What is structured data in SEO?

Structured data is code added to your website that tells search engines exactly what your content is about — your business name, services, FAQs, reviews, and more. It uses the Schema.org vocabulary and enables rich results like FAQ dropdowns and star ratings in Google search.

Does structured data help SEO rankings?

Structured data is not a direct ranking factor, but it improves click-through rates by making your search listings larger and more informative. FAQ schema can double the size of your listing. Higher click-through rates send positive signals to Google that can indirectly improve rankings.
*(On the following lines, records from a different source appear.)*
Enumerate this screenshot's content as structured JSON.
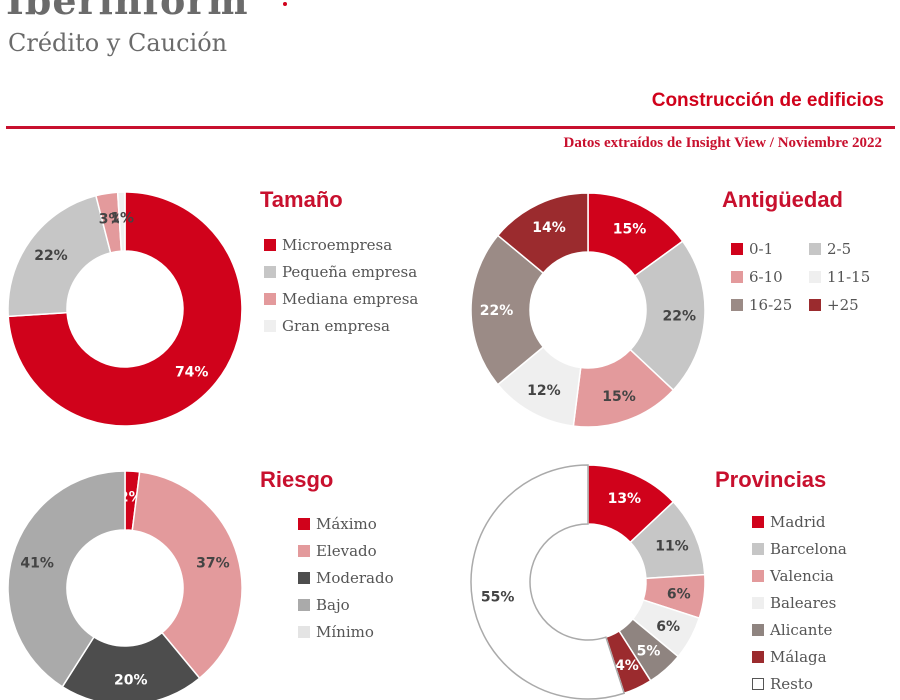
{
  "header": {
    "logo_line1": "Iberinform",
    "logo_line2": "Crédito y Caución",
    "title": "Construcción de edificios",
    "source": "Datos extraídos de Insight View / Noviembre  2022"
  },
  "chart_data": [
    {
      "id": "tamano",
      "type": "pie",
      "title": "Tamaño",
      "categories": [
        "Microempresa",
        "Pequeña empresa",
        "Mediana empresa",
        "Gran empresa"
      ],
      "values": [
        74,
        22,
        3,
        1
      ],
      "labels": [
        "74%",
        "22%",
        "3%",
        "1%"
      ],
      "colors": [
        "#d0021b",
        "#c6c6c6",
        "#e39a9c",
        "#efefef"
      ]
    },
    {
      "id": "antiguedad",
      "type": "pie",
      "title": "Antigüedad",
      "categories": [
        "0-1",
        "2-5",
        "6-10",
        "11-15",
        "16-25",
        "+25"
      ],
      "values": [
        15,
        22,
        15,
        12,
        22,
        14
      ],
      "labels": [
        "15%",
        "22%",
        "15%",
        "12%",
        "22%",
        "14%"
      ],
      "colors": [
        "#d0021b",
        "#c6c6c6",
        "#e39a9c",
        "#efefef",
        "#9b8b86",
        "#9b2b2e"
      ]
    },
    {
      "id": "riesgo",
      "type": "pie",
      "title": "Riesgo",
      "categories": [
        "Máximo",
        "Elevado",
        "Moderado",
        "Bajo",
        "Mínimo"
      ],
      "values": [
        2,
        37,
        20,
        41,
        0
      ],
      "labels": [
        "2%",
        "37%",
        "20%",
        "41%",
        ""
      ],
      "colors": [
        "#d0021b",
        "#e39a9c",
        "#4d4d4d",
        "#aaaaaa",
        "#e4e4e4"
      ]
    },
    {
      "id": "provincias",
      "type": "pie",
      "title": "Provincias",
      "categories": [
        "Madrid",
        "Barcelona",
        "Valencia",
        "Baleares",
        "Alicante",
        "Málaga",
        "Resto"
      ],
      "values": [
        13,
        11,
        6,
        6,
        5,
        4,
        55
      ],
      "labels": [
        "13%",
        "11%",
        "6%",
        "6%",
        "5%",
        "4%",
        "55%"
      ],
      "colors": [
        "#d0021b",
        "#c6c6c6",
        "#e39a9c",
        "#efefef",
        "#8f8480",
        "#9b2b2e",
        "#ffffff"
      ]
    }
  ]
}
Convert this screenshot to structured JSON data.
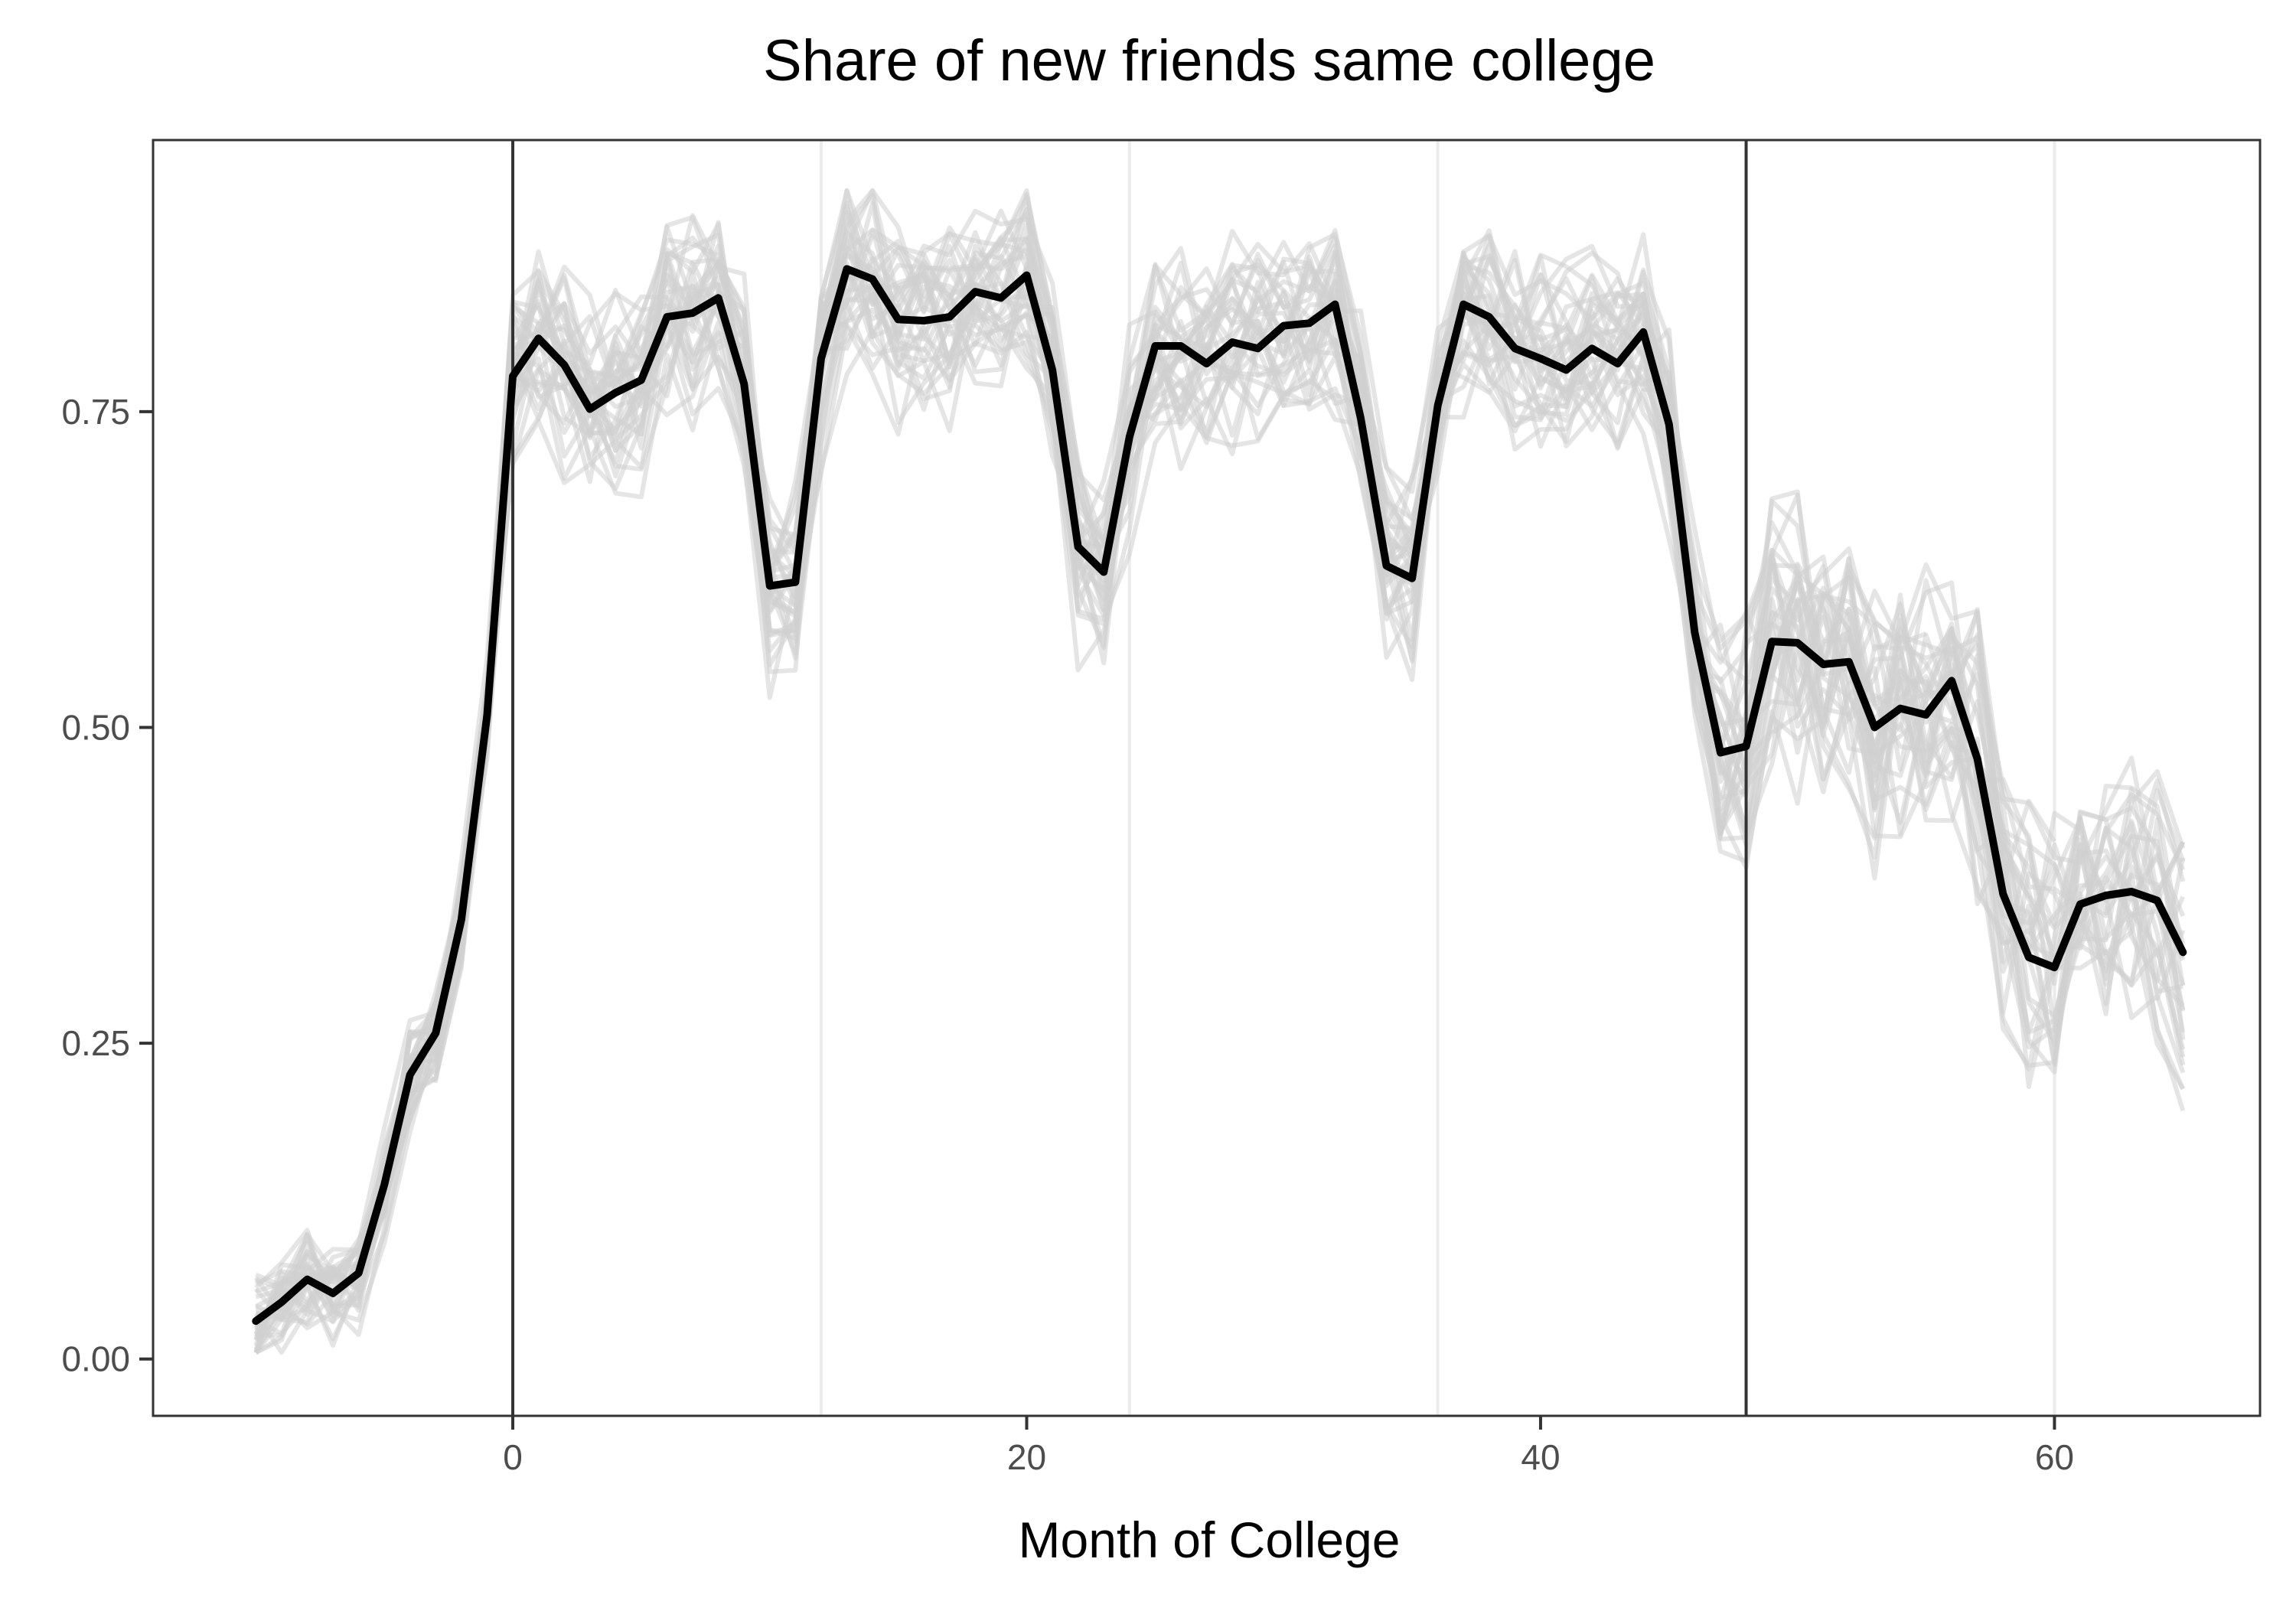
{
  "chart_data": {
    "type": "line",
    "title": "Share of new friends same college",
    "xlabel": "Month of College",
    "ylabel": "",
    "xlim": [
      -14,
      68
    ],
    "ylim": [
      -0.045,
      0.965
    ],
    "x_ticks": [
      0,
      20,
      40,
      60
    ],
    "x_tick_labels": [
      "0",
      "20",
      "40",
      "60"
    ],
    "y_ticks": [
      0,
      0.25,
      0.5,
      0.75
    ],
    "y_tick_labels": [
      "0.00",
      "0.25",
      "0.50",
      "0.75"
    ],
    "x_minor_gridlines": [
      12,
      24,
      36,
      60
    ],
    "reference_lines_x": [
      0,
      48
    ],
    "grid": true,
    "legend": "none",
    "colors": {
      "main_line": "#000000",
      "background_lines": "#d0d0d0",
      "reference_lines": "#333333",
      "minor_grid": "#ebebeb",
      "panel_border": "#333333",
      "tick_label": "#4d4d4d",
      "title": "#000000"
    },
    "x": [
      -10,
      -9,
      -8,
      -7,
      -6,
      -5,
      -4,
      -3,
      -2,
      -1,
      0,
      1,
      2,
      3,
      4,
      5,
      6,
      7,
      8,
      9,
      10,
      11,
      12,
      13,
      14,
      15,
      16,
      17,
      18,
      19,
      20,
      21,
      22,
      23,
      24,
      25,
      26,
      27,
      28,
      29,
      30,
      31,
      32,
      33,
      34,
      35,
      36,
      37,
      38,
      39,
      40,
      41,
      42,
      43,
      44,
      45,
      46,
      47,
      48,
      49,
      50,
      51,
      52,
      53,
      54,
      55,
      56,
      57,
      58,
      59,
      60,
      61,
      62,
      63,
      64,
      65
    ],
    "series": [
      {
        "role": "average",
        "values": [
          0.03,
          0.045,
          0.063,
          0.052,
          0.068,
          0.138,
          0.225,
          0.258,
          0.348,
          0.51,
          0.778,
          0.808,
          0.787,
          0.752,
          0.765,
          0.775,
          0.825,
          0.828,
          0.84,
          0.772,
          0.612,
          0.615,
          0.792,
          0.863,
          0.855,
          0.823,
          0.822,
          0.825,
          0.845,
          0.84,
          0.858,
          0.783,
          0.643,
          0.623,
          0.73,
          0.802,
          0.802,
          0.788,
          0.805,
          0.8,
          0.818,
          0.82,
          0.835,
          0.745,
          0.628,
          0.618,
          0.755,
          0.835,
          0.825,
          0.8,
          0.792,
          0.783,
          0.8,
          0.788,
          0.813,
          0.74,
          0.575,
          0.48,
          0.485,
          0.568,
          0.567,
          0.55,
          0.552,
          0.5,
          0.515,
          0.51,
          0.537,
          0.475,
          0.368,
          0.318,
          0.31,
          0.36,
          0.367,
          0.37,
          0.363,
          0.322
        ]
      }
    ],
    "background_series_count": 35
  }
}
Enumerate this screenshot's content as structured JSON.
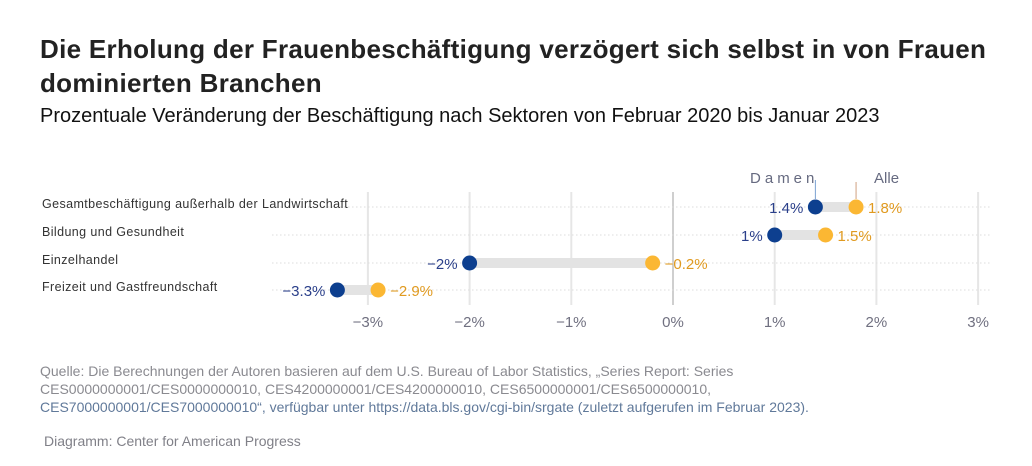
{
  "title": "Die Erholung der Frauenbeschäftigung verzögert sich selbst in von Frauen dominierten Branchen",
  "subtitle": "Prozentuale Veränderung der Beschäftigung nach Sektoren von Februar 2020 bis Januar 2023",
  "source": {
    "line1": "Quelle: Die Berechnungen der Autoren basieren auf dem U.S. Bureau of Labor Statistics, „Series Report: Series",
    "line2": "CES0000000001/CES0000000010, CES4200000001/CES4200000010, CES6500000001/CES6500000010,",
    "line3": "CES7000000001/CES7000000010“, verfügbar unter https://data.bls.gov/cgi-bin/srgate (zuletzt aufgerufen im Februar 2023)."
  },
  "credit": "Diagramm: Center for American Progress",
  "chart_data": {
    "type": "dumbbell",
    "categories": [
      "Gesamtbeschäftigung außerhalb der Landwirtschaft",
      "Bildung und Gesundheit",
      "Einzelhandel",
      "Freizeit und Gastfreundschaft"
    ],
    "series": [
      {
        "name": "Damen",
        "values": [
          1.4,
          1,
          -2,
          -3.3
        ],
        "labels": [
          "1.4%",
          "1%",
          "−2%",
          "−3.3%"
        ],
        "color": "#0d3f8f"
      },
      {
        "name": "Alle",
        "values": [
          1.8,
          1.5,
          -0.2,
          -2.9
        ],
        "labels": [
          "1.8%",
          "1.5%",
          "−0.2%",
          "−2.9%"
        ],
        "color": "#fbb733"
      }
    ],
    "xlim": [
      -3,
      3
    ],
    "xticks": [
      -3,
      -2,
      -1,
      0,
      1,
      2,
      3
    ],
    "xtick_labels": [
      "−3%",
      "−2%",
      "−1%",
      "0%",
      "1%",
      "2%",
      "3%"
    ],
    "grid": true
  }
}
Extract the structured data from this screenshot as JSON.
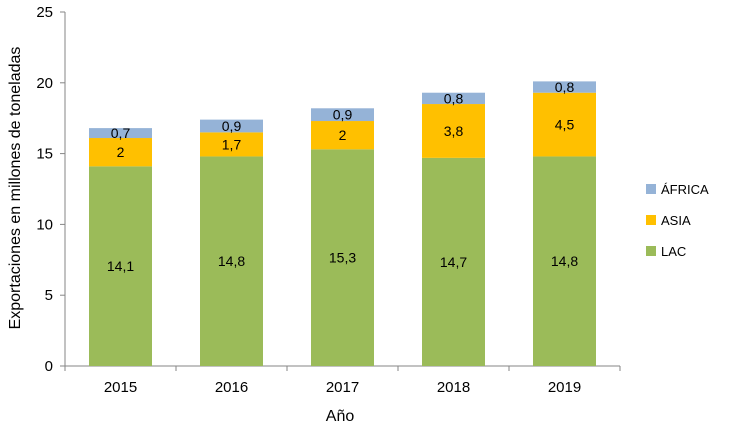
{
  "chart_data": {
    "type": "bar",
    "stacked": true,
    "title": "",
    "xlabel": "Año",
    "ylabel": "Exportaciones en millones de toneladas",
    "ylim": [
      0,
      25
    ],
    "yticks": [
      "0",
      "5",
      "10",
      "15",
      "20",
      "25"
    ],
    "categories": [
      "2015",
      "2016",
      "2017",
      "2018",
      "2019"
    ],
    "series": [
      {
        "name": "LAC",
        "color": "#9bbb59",
        "values": [
          14.1,
          14.8,
          15.3,
          14.7,
          14.8
        ],
        "labels": [
          "14,1",
          "14,8",
          "15,3",
          "14,7",
          "14,8"
        ]
      },
      {
        "name": "ASIA",
        "color": "#ffc000",
        "values": [
          2,
          1.7,
          2,
          3.8,
          4.5
        ],
        "labels": [
          "2",
          "1,7",
          "2",
          "3,8",
          "4,5"
        ]
      },
      {
        "name": "ÁFRICA",
        "color": "#95b3d7",
        "values": [
          0.7,
          0.9,
          0.9,
          0.8,
          0.8
        ],
        "labels": [
          "0,7",
          "0,9",
          "0,9",
          "0,8",
          "0,8"
        ]
      }
    ],
    "legend": {
      "position": "right",
      "order": [
        "ÁFRICA",
        "ASIA",
        "LAC"
      ]
    },
    "grid": false
  }
}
What types of schema markup should a local business use?

LocalBusiness schema (name, address, phone, hours), Service schema (for each service you offer), FAQPage schema (for FAQ sections), Article schema (for blog posts), and AggregateRating schema if you have reviews. Use the most specific business type available.

How do I test my structured data?

Use Google's Rich Results Test at search.google.com/test/rich-results to check validity and rich result eligibility. Use the Schema Markup Validator at validator.schema.org for comprehensive validation. Monitor the Enhancements section in Google Search Console for ongoing issues.